There is an interesting new op-ed piece just co-authored by Anthony Grafton, the Princeton historian and current president of the American Historical Association. Called “No more Plan B: a very modest proposal for graduate programs in history,” somewhat to my surprise it did not advocate fattening grad students and then serving them up for supper at faculty get-togethers. It did rather suggest that the time has come – the time has very long come – when we should all be thinking about alternative jobs for those with academic doctorates, alternatives to being professors that is.
They write: “For all their energy and learning, their range and experience, many … students will not find tenure-track positions teaching history in colleges and universities. In 2009–10 the number of jobs posted with the AHA fell 29.4 per cent, from 806 to 569, while 989 Ph.D.’s were conferred.”
So what is to be done? Alternative jobs, although Grafton is not too specific on where these are to be found. I am not sure that there are too many openings for the Chief of Staff of the Army. One thing he does recognize is that it might be necessary to start thinking about rejigging doctoral programs to take account of people’s intended alternative career paths. It might be thought sensible to take courses in “statistics, economics, or public policy.” (Am I missing something? Wouldn’t courses like these be considered de rigueur for many if not most history students already?)
One thing though on which the president of the AHA stands firm. No messing around with the dissertation.
We don’t advocate narrowing the historical work that constitutes graduate education in history. Nor do we agree with the well-meaning observers who suggest that graduate training in humanities fields could be made less onerous, and attrition reduced, by easing the requirements: for example, by cutting the dissertation down from the grub out of which a book should emerge into three or more articles that can be researched and written in one to two years. We leave the feasibility of shorter dissertations in other humanities disciplines for our colleagues to assess. In history, the dissertation is the core of the experience. It’s in the course of research that historians firm up their mastery of languages and research methods, archives and arguments; and it’s while writing that they learn how to corral a vast amount of information, give it a coherent form, and write it up in a way accessible to non-specialists. Most students learn the challenges and satisfaction associated with extended narrative and/or complex analysis only at this final stage.

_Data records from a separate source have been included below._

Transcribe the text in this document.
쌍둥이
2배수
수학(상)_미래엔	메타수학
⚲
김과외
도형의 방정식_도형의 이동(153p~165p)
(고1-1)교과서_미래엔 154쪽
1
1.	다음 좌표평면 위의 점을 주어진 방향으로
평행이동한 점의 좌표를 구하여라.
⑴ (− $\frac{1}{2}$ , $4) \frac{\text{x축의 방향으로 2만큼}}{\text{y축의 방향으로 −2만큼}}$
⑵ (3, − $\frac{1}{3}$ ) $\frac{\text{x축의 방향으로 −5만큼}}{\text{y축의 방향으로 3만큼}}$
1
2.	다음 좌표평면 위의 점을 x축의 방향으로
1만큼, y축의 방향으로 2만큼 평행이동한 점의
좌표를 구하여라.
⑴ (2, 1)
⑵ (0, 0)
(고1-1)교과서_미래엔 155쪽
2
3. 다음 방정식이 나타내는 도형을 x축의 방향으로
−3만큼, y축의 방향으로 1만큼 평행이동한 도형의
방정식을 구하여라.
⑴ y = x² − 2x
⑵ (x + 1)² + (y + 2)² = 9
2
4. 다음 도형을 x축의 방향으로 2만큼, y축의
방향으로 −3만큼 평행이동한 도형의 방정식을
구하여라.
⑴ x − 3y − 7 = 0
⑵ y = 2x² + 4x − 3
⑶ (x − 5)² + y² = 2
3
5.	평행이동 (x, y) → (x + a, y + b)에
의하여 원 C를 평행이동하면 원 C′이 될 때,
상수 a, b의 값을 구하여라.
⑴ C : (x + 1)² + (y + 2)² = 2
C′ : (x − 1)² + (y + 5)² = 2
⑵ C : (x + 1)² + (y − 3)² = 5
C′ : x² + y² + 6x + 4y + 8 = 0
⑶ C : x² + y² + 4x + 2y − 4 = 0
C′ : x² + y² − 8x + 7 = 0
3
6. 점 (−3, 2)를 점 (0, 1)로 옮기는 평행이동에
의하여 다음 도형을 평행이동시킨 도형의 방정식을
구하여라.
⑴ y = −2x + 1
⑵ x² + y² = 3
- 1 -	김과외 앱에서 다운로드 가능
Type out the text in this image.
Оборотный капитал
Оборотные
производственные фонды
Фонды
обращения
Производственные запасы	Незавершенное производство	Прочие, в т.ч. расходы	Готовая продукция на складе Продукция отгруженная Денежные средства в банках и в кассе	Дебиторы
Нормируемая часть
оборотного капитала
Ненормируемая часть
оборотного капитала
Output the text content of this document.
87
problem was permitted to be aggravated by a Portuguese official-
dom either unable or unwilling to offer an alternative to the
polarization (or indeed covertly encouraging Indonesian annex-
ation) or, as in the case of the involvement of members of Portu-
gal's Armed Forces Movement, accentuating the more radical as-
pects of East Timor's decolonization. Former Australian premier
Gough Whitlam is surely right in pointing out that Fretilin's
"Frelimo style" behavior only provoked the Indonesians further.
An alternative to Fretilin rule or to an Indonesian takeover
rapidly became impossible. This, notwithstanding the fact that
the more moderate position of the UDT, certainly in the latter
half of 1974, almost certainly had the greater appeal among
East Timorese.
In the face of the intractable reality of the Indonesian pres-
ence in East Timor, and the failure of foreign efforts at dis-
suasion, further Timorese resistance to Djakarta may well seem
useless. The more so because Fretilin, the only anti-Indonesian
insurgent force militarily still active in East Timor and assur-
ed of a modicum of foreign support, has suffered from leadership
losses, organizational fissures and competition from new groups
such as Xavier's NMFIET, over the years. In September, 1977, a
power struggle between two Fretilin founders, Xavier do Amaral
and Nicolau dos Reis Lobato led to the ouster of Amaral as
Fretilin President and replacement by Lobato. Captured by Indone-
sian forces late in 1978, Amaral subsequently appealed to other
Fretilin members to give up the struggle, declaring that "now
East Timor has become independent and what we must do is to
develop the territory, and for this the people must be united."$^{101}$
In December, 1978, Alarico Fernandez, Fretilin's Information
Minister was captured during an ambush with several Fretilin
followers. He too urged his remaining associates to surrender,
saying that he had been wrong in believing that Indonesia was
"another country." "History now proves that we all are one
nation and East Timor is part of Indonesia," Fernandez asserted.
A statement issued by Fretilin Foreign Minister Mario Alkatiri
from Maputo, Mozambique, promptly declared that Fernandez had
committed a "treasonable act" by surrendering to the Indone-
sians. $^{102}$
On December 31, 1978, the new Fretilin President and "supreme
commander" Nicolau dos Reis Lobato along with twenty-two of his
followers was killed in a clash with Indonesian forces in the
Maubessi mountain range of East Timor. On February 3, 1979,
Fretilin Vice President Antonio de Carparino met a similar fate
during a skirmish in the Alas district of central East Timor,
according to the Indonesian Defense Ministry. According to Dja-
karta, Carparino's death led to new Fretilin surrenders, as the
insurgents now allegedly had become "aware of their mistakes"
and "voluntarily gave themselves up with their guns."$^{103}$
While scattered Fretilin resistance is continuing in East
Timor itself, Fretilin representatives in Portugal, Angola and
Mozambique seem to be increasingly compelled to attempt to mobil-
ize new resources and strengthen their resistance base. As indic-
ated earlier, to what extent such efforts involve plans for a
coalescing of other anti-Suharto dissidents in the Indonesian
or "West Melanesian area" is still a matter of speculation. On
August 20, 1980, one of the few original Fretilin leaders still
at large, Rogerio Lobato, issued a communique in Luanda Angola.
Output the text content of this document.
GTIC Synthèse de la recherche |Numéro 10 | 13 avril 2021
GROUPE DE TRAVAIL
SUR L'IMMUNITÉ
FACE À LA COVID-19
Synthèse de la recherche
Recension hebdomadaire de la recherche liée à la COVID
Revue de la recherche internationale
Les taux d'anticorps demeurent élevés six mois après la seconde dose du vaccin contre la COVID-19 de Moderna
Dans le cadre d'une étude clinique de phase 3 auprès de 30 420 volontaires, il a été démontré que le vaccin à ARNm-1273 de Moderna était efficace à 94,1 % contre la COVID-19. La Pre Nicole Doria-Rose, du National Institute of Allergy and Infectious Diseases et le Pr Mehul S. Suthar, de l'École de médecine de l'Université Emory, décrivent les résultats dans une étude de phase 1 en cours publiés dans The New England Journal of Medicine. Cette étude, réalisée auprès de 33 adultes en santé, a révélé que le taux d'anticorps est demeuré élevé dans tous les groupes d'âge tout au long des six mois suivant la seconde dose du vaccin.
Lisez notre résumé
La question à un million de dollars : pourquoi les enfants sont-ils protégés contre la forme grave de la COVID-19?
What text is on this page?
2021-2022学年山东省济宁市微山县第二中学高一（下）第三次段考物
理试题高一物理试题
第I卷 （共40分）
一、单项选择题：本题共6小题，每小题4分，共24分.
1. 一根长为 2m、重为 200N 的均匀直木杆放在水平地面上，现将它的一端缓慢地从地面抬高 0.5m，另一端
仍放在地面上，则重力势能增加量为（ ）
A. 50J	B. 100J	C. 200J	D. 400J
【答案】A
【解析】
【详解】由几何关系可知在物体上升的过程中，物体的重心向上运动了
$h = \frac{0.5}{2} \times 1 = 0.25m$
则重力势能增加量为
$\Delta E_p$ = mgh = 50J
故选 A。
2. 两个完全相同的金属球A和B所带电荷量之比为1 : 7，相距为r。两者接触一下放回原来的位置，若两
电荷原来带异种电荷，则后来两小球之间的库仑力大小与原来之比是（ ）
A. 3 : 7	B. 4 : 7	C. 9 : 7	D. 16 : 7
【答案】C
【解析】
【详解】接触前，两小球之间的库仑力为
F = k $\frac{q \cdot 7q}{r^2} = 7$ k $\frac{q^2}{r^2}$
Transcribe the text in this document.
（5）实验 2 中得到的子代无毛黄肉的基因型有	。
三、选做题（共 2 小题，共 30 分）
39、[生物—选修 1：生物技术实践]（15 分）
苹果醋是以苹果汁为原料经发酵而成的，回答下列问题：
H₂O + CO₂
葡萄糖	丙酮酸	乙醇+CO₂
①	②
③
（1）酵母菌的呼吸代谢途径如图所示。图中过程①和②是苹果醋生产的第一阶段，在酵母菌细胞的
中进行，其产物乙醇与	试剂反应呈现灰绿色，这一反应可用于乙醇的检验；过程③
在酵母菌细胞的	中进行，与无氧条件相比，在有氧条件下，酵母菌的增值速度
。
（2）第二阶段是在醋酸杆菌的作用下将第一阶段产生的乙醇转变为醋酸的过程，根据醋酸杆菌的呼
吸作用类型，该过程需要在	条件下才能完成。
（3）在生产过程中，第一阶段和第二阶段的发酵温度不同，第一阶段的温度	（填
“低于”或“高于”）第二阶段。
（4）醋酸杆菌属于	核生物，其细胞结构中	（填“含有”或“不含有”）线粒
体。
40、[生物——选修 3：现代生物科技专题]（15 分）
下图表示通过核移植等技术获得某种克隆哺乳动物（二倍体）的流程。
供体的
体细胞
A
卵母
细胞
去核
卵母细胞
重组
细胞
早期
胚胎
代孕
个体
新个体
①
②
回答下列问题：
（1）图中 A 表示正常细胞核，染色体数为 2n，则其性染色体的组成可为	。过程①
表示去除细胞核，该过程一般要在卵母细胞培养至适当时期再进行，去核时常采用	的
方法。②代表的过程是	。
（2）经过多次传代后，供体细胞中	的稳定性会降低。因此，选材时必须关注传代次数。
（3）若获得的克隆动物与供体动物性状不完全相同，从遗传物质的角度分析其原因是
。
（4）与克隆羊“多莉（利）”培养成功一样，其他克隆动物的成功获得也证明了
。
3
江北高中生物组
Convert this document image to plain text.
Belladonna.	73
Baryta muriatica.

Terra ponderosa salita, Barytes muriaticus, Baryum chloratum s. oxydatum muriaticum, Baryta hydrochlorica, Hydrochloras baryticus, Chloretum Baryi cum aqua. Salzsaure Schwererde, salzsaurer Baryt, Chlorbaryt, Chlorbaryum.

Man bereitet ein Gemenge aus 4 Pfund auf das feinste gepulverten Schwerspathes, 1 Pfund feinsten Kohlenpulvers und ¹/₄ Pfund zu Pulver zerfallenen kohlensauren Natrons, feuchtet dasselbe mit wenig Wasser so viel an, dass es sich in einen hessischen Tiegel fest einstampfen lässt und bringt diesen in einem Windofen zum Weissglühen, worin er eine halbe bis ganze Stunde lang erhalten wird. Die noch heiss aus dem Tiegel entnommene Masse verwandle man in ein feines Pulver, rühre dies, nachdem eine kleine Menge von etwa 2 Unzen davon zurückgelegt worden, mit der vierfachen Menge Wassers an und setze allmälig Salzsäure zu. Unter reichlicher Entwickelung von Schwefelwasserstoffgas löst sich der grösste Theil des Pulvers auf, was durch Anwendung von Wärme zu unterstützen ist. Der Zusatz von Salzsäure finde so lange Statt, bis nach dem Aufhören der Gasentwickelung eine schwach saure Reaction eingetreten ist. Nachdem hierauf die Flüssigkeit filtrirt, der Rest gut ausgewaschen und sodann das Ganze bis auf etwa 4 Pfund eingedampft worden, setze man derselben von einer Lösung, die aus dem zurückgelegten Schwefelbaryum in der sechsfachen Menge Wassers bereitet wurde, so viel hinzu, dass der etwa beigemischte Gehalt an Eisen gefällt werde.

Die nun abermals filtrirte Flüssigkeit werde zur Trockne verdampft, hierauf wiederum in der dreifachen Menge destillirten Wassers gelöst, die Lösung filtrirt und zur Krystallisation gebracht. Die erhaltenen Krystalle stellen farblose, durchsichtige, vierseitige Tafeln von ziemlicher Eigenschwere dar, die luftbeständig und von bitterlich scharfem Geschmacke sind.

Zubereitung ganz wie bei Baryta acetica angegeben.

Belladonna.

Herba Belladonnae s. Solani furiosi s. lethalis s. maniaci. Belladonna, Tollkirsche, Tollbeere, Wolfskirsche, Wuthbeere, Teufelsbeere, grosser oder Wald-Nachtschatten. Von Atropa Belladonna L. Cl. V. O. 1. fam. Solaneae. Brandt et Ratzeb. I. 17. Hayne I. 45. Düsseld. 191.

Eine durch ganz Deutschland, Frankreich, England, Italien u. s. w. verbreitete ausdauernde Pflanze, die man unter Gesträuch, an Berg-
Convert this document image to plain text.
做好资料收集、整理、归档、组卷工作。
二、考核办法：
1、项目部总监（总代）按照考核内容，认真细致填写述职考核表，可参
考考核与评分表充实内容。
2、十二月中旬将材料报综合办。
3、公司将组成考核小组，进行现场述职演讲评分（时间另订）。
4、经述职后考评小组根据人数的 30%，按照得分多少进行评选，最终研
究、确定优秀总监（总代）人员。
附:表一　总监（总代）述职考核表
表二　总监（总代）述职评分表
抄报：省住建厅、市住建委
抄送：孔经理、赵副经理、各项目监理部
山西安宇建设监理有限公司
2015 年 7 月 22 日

I don’t think I am being overly paranoid by sensing that there is a jab here at philosophy, because – like the scientists – we very much like it if our students stitch their dissertations together over the weekend from three or four published articles in refereed journals. And as I have said before, grubs or otherwise, I personally am not impressed at all when people come up for tenure and want to get it essentially on the basis of a dissertation-based book. The way you learn to succeed in my discipline is by going out into the jungle, aka sending your papers off, having referees savage your first efforts, and writing and rewriting again and again, until you are getting somewhere. (Actually, as one who edited a journal for 15 years, I was constantly amazed at how much time very senior people would put into the efforts of very junior, totally unknown people.)
So let me throw this out as a topic for discussion. If we are preparing folk for the market place or for other jobs outside academia – and I personally very much think we should do this, because I am jiggered if I want to spend more time working with worthwhile young people who are going to spend their adult lives dashing from one institution to another to teach a course here and a course there – a massive, traditional, history-style dissertation is the last thing they need. Get them used to writing shorter pieces that are going to be criticized and revised again and again. That’s how you do projects in the real world. Not by shutting yourself away for two or three years and emerging with a monstrous opus, but by responding to challenges as they come up and working on them and then moving on.
Believe me, going this way does not make things less onerous nor is one easing the requirements. The stress and strain of publishing articles in refereed places is just plain awful when you are young and frankly I don’t find it gets altogether easier as you get older. But it does prepare you for the real world.